Le citazioni, in questo caso per meglio commentare il racconto, sono imprescindibili.
Mi riferisco a frasi che, purtroppo, hanno il sapore di un’ostentazione di uno stile di vita o di pensiero, piuttosto che contribuire alla profondità dei personaggi o della trama. Il testo è disseminato di perle di saggezza o descrizioni che, anziché arricchire, rivelano un’autocelebrazione dello status e della visione del mondo della protagonista.
Mi chiedo se questo intento di mostrare una famiglia e , soprattutto, una donna “perfetta” e “illuminata” sia realmente servito a creare personaggi credibili o se non abbia piuttosto rinforzato un senso di artificialità.
Il titolo scelto, La Governante, è rivelatorio. Ovviamente la protagonista è stata volutamente connotata come tale. Tuttavia, Adele è una figura che, pur nel suo presunto potere e nella sua vita agiata, è in realtà “governata” da dinamiche esterne e interne. Il sacrificio, la rinuncia in nome della famiglia dovrebbe emergere come un tema centrale, ma il suo è un sacrificio che non nasce da un’abnegazione autentica, quanto piuttosto dalla strenua difesa di uno status.

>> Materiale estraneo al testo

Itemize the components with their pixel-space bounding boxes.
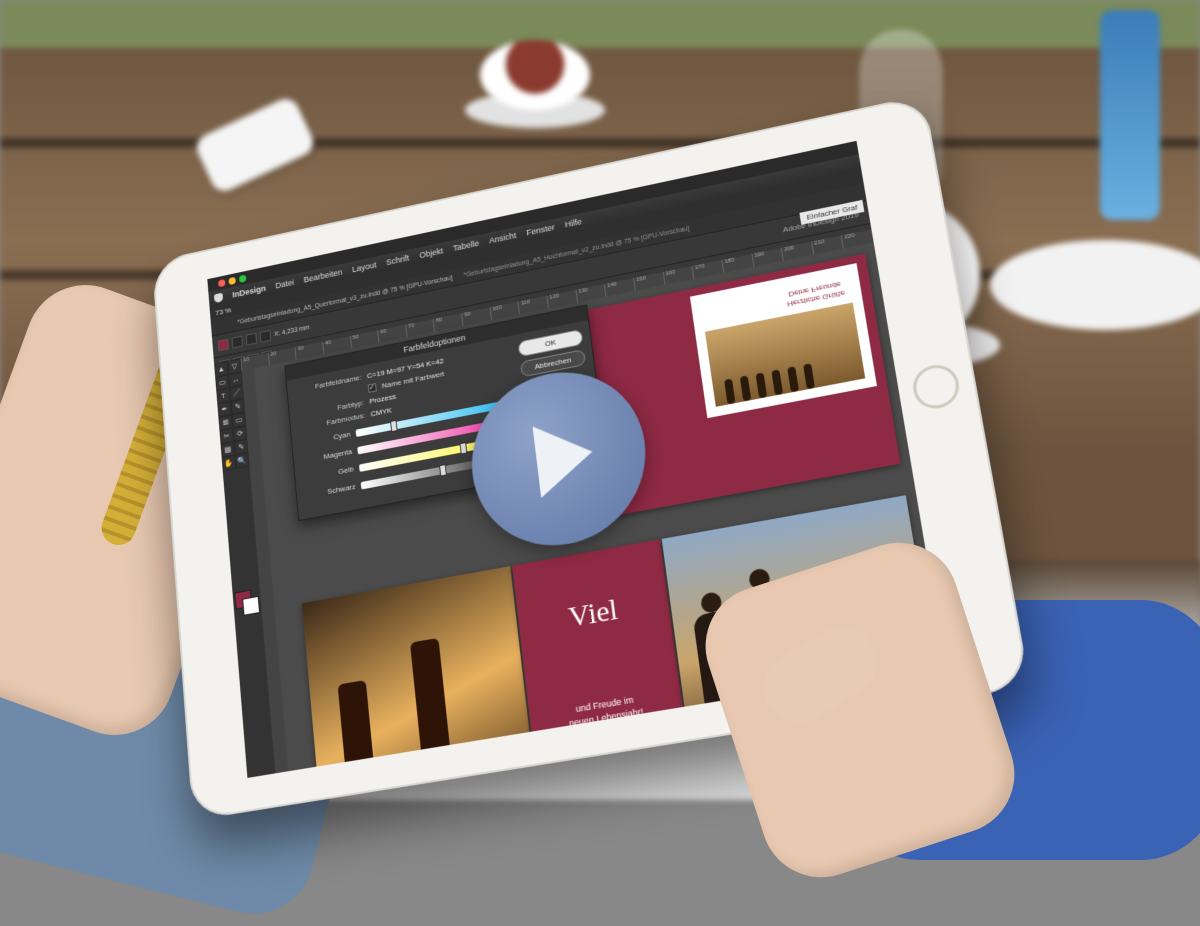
espresso-cup (480, 40, 590, 110)
layout-page-bottom-left[interactable] (302, 566, 537, 778)
apple-icon[interactable] (214, 293, 223, 304)
close-dot-icon[interactable] (218, 279, 226, 287)
menu-item[interactable]: Hilfe (564, 217, 582, 229)
play-icon (533, 416, 597, 498)
bottle-graphic-icon (410, 638, 454, 778)
control-chip[interactable] (232, 336, 243, 349)
menu-item[interactable]: Objekt (419, 246, 444, 260)
zoom-tool-icon[interactable]: 🔍 (235, 453, 250, 469)
color-type-select[interactable]: Prozess (369, 392, 396, 405)
placed-photo (705, 302, 865, 406)
subline-text: und Freude im neuen Lebensjahr! (529, 686, 683, 736)
slider-label: Gelb (304, 465, 354, 483)
tablet-home-button[interactable] (910, 361, 963, 412)
water-bottle (1100, 10, 1160, 220)
hand-tool-icon[interactable]: ✋ (222, 455, 236, 471)
slider-label: Cyan (301, 430, 351, 448)
headline-text: Viel (517, 584, 670, 643)
layout-page-bottom-mid[interactable]: Viel und Freude im neuen Lebensjahr! (512, 539, 691, 778)
menu-item[interactable]: Layout (352, 260, 377, 274)
control-chip[interactable] (246, 333, 257, 346)
zoom-dot-icon[interactable] (239, 274, 247, 282)
card-text: Herzliche Grüße Deine Freunde (785, 277, 846, 308)
minimize-dot-icon[interactable] (228, 276, 236, 284)
color-mode-select[interactable]: CMYK (370, 406, 392, 418)
coord-readout: X: 4,233 mm (274, 324, 310, 337)
menu-item[interactable]: Datei (275, 278, 294, 291)
bottle-graphic-icon (338, 680, 378, 778)
fill-stroke-swatch[interactable] (232, 586, 262, 629)
menu-item[interactable]: Schrift (386, 253, 410, 267)
control-chip[interactable] (260, 330, 272, 343)
name-with-value-checkbox[interactable] (368, 383, 377, 393)
fill-swatch-icon[interactable] (218, 339, 229, 352)
slider-label: Schwarz (306, 482, 356, 500)
photo-frame[interactable]: Herzliche Grüße Deine Freunde (690, 263, 877, 418)
slider-label: Magenta (303, 447, 353, 465)
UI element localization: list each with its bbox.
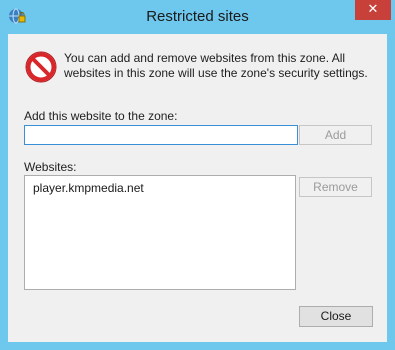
dialog-title: Restricted sites xyxy=(146,8,249,25)
remove-button[interactable]: Remove xyxy=(299,177,372,197)
close-button[interactable]: Close xyxy=(299,306,373,327)
info-text: You can add and remove websites from thi… xyxy=(64,51,368,80)
close-icon[interactable]: ✕ xyxy=(355,0,391,20)
add-website-input[interactable] xyxy=(24,125,298,145)
list-item[interactable]: player.kmpmedia.net xyxy=(33,181,144,195)
websites-label: Websites: xyxy=(24,160,77,174)
add-button[interactable]: Add xyxy=(299,125,372,145)
dialog-client-area: You can add and remove websites from thi… xyxy=(8,34,387,342)
dialog-window: Restricted sites ✕ You can add and remov… xyxy=(0,0,395,350)
restricted-icon xyxy=(24,50,58,84)
add-website-label: Add this website to the zone: xyxy=(24,109,178,123)
title-bar[interactable]: Restricted sites ✕ xyxy=(0,0,395,34)
websites-list[interactable]: player.kmpmedia.net xyxy=(24,175,296,290)
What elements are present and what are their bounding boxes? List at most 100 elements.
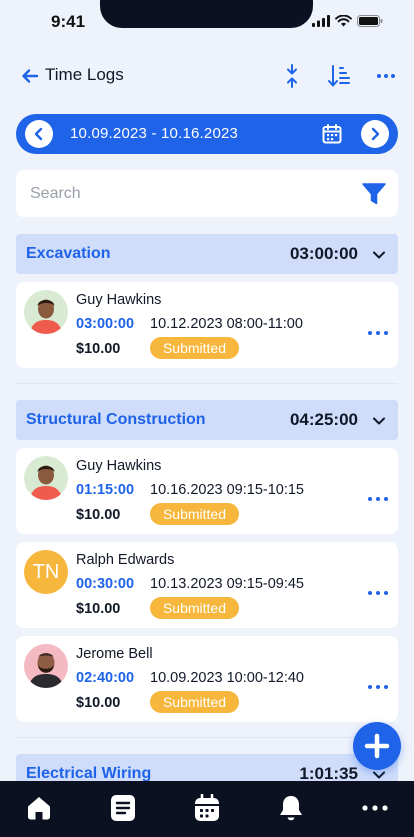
nav-calendar[interactable] xyxy=(192,793,222,823)
app-header: Time Logs xyxy=(0,60,414,92)
more-dot-icon xyxy=(376,591,380,595)
chevron-down-icon xyxy=(373,771,385,779)
status-icons xyxy=(312,15,383,27)
avatar-initials: TN xyxy=(24,550,68,594)
avatar xyxy=(24,456,68,500)
time-log-card[interactable]: Guy Hawkins 01:15:00 10.16.2023 09:15-10… xyxy=(16,448,398,534)
status-bar: 9:41 xyxy=(0,0,414,40)
filter-button[interactable] xyxy=(362,183,386,205)
next-week-button[interactable] xyxy=(361,120,389,148)
header-more-button[interactable] xyxy=(374,64,398,88)
previous-week-button[interactable] xyxy=(25,120,53,148)
log-amount: $10.00 xyxy=(76,507,121,523)
log-more-button[interactable] xyxy=(368,494,388,504)
avatar xyxy=(24,290,68,334)
more-dot-icon xyxy=(368,497,372,501)
group-header-excavation[interactable]: Excavation 03:00:00 xyxy=(16,234,398,274)
log-amount: $10.00 xyxy=(76,695,121,711)
calendar-icon xyxy=(195,794,219,821)
more-dot-icon xyxy=(376,497,380,501)
date-range-text: 10.09.2023 - 10.16.2023 xyxy=(70,125,239,142)
more-dot-icon xyxy=(384,331,388,335)
cellular-signal-icon xyxy=(312,15,330,27)
group-divider xyxy=(16,383,398,384)
nav-more[interactable] xyxy=(360,793,390,823)
collapse-arrows-icon xyxy=(287,64,297,88)
avatar xyxy=(24,644,68,688)
more-dot-icon xyxy=(384,497,388,501)
more-horizontal-icon xyxy=(377,74,395,78)
user-name: Ralph Edwards xyxy=(76,552,175,568)
user-name: Guy Hawkins xyxy=(76,292,162,308)
sort-descending-icon xyxy=(328,65,350,87)
log-more-button[interactable] xyxy=(368,328,388,338)
time-log-card[interactable]: TN Ralph Edwards 00:30:00 10.13.2023 09:… xyxy=(16,542,398,628)
chevron-left-icon xyxy=(34,127,43,141)
log-more-button[interactable] xyxy=(368,588,388,598)
date-picker-button[interactable] xyxy=(322,124,342,144)
group-name: Excavation xyxy=(26,245,111,262)
page-title: Time Logs xyxy=(45,65,124,84)
group-divider xyxy=(16,737,398,738)
user-name: Jerome Bell xyxy=(76,646,153,662)
more-horizontal-icon xyxy=(362,805,388,811)
chevron-right-icon xyxy=(371,127,380,141)
more-dot-icon xyxy=(384,685,388,689)
log-duration: 02:40:00 xyxy=(76,670,135,686)
sort-button[interactable] xyxy=(327,64,351,88)
log-duration: 00:30:00 xyxy=(76,576,135,592)
status-badge: Submitted xyxy=(150,337,239,359)
group-name: Structural Construction xyxy=(26,411,206,428)
log-date-time: 10.12.2023 08:00-11:00 xyxy=(150,316,303,332)
status-badge: Submitted xyxy=(150,691,239,713)
time-log-card[interactable]: Jerome Bell 02:40:00 10.09.2023 10:00-12… xyxy=(16,636,398,722)
status-time: 9:41 xyxy=(51,12,86,31)
home-icon xyxy=(28,797,50,820)
chevron-down-icon xyxy=(373,251,385,259)
log-date-time: 10.16.2023 09:15-10:15 xyxy=(150,482,304,498)
log-amount: $10.00 xyxy=(76,341,121,357)
add-time-log-button[interactable] xyxy=(353,722,401,770)
status-badge: Submitted xyxy=(150,597,239,619)
log-date-time: 10.13.2023 09:15-09:45 xyxy=(150,576,304,592)
nav-notifications[interactable] xyxy=(276,793,306,823)
log-date-time: 10.09.2023 10:00-12:40 xyxy=(150,670,304,686)
log-more-button[interactable] xyxy=(368,682,388,692)
status-badge: Submitted xyxy=(150,503,239,525)
nav-home[interactable] xyxy=(24,793,54,823)
log-duration: 03:00:00 xyxy=(76,316,135,332)
calendar-icon xyxy=(322,124,342,144)
more-dot-icon xyxy=(368,591,372,595)
bottom-navigation xyxy=(0,781,414,837)
date-range-bar: 10.09.2023 - 10.16.2023 xyxy=(16,114,398,154)
user-name: Guy Hawkins xyxy=(76,458,162,474)
bell-icon xyxy=(280,796,302,821)
group-total-time: 04:25:00 xyxy=(289,410,358,429)
more-dot-icon xyxy=(376,685,380,689)
log-amount: $10.00 xyxy=(76,601,121,617)
document-icon xyxy=(111,795,135,821)
more-dot-icon xyxy=(376,331,380,335)
more-dot-icon xyxy=(368,331,372,335)
more-dot-icon xyxy=(368,685,372,689)
chevron-down-icon xyxy=(373,417,385,425)
more-dot-icon xyxy=(384,591,388,595)
time-log-card[interactable]: Guy Hawkins 03:00:00 10.12.2023 08:00-11… xyxy=(16,282,398,368)
device-notch xyxy=(100,0,313,28)
search-input[interactable] xyxy=(30,170,350,217)
user-photo-icon xyxy=(24,456,68,500)
plus-icon xyxy=(364,733,390,759)
wifi-icon xyxy=(335,15,352,27)
search-box xyxy=(16,170,398,217)
user-photo-icon xyxy=(24,644,68,688)
collapse-all-button[interactable] xyxy=(280,64,304,88)
log-duration: 01:15:00 xyxy=(76,482,135,498)
user-photo-icon xyxy=(24,290,68,334)
arrow-left-icon xyxy=(22,69,39,83)
filter-funnel-icon xyxy=(362,183,386,205)
nav-documents[interactable] xyxy=(108,793,138,823)
battery-icon xyxy=(357,15,383,27)
group-header-structural-construction[interactable]: Structural Construction 04:25:00 xyxy=(16,400,398,440)
back-button[interactable] xyxy=(20,66,40,86)
group-total-time: 03:00:00 xyxy=(289,244,358,263)
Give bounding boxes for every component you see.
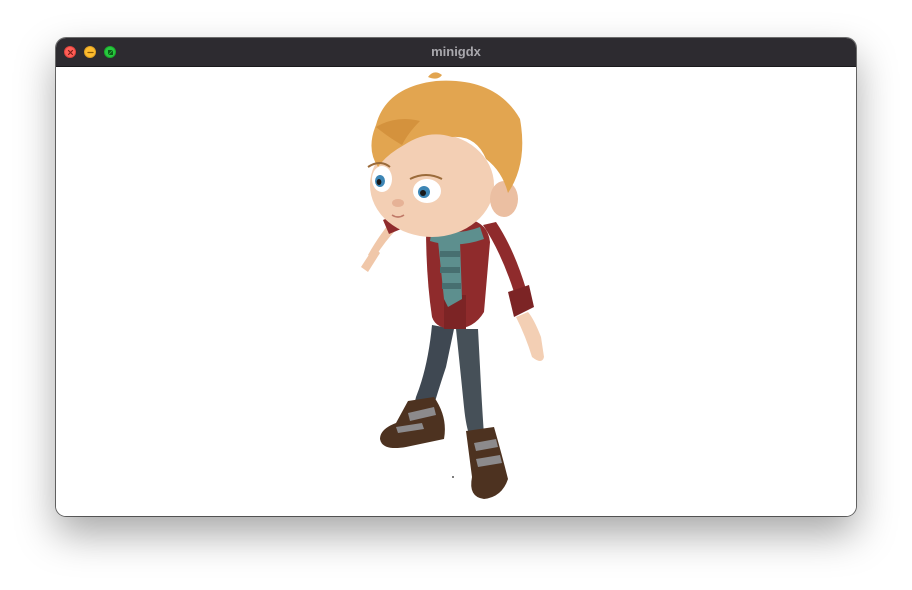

Un’ultima cosa. La citazione “Quel che resta del giorno”, no, non mi è sfuggita. Un grande romanzo di K. Ishiguro (1989 Einaudi; trasposizione cinematografica con A. Hopkins – E. Thompson). Intenti simili? (qui uso io una citazione, seppur parziale ma funzionale). Difficile.
Ricordatevi…
“… quando siete seduti sul divano, si prendono dal tavolo basso la tazza da thé e il piattino, con la mano sinistra, mentre con la destra si beve. Ma se siete seduti a una tavola, il piattino resta lì, prendete solo la tazza.”
TITOLO: LA GOVERNANTE
AUTORE: Csaba dalla Zorza
EDITORE: Marsilio
GENERE: narrativa femminile
AUTRICE

Csaba dalla Zorza è l’autrice italiana che ha fatto della buona tavola e delle buone maniere uno stile che oggi è fonte di ispirazione per moltissime persone. Amata dal suo pubblico, che la segue quotidianamente sia in televisione che sulle piattaforme digitali, è considerata una vera autorità nell’ambito del savoir vivre contemporaneo.
Nella sua carriera ha pubblicato 23 libri di cucina e lifestyle, da molti dei quali sono state tratte serie TV omonime per Food Network. Dal 2018 conduce il programma cult Cortesie per gli Ospiti su Real Time e dal 2025 è direttore della testata foster magazine. “La governante” è il suo primo romanzo.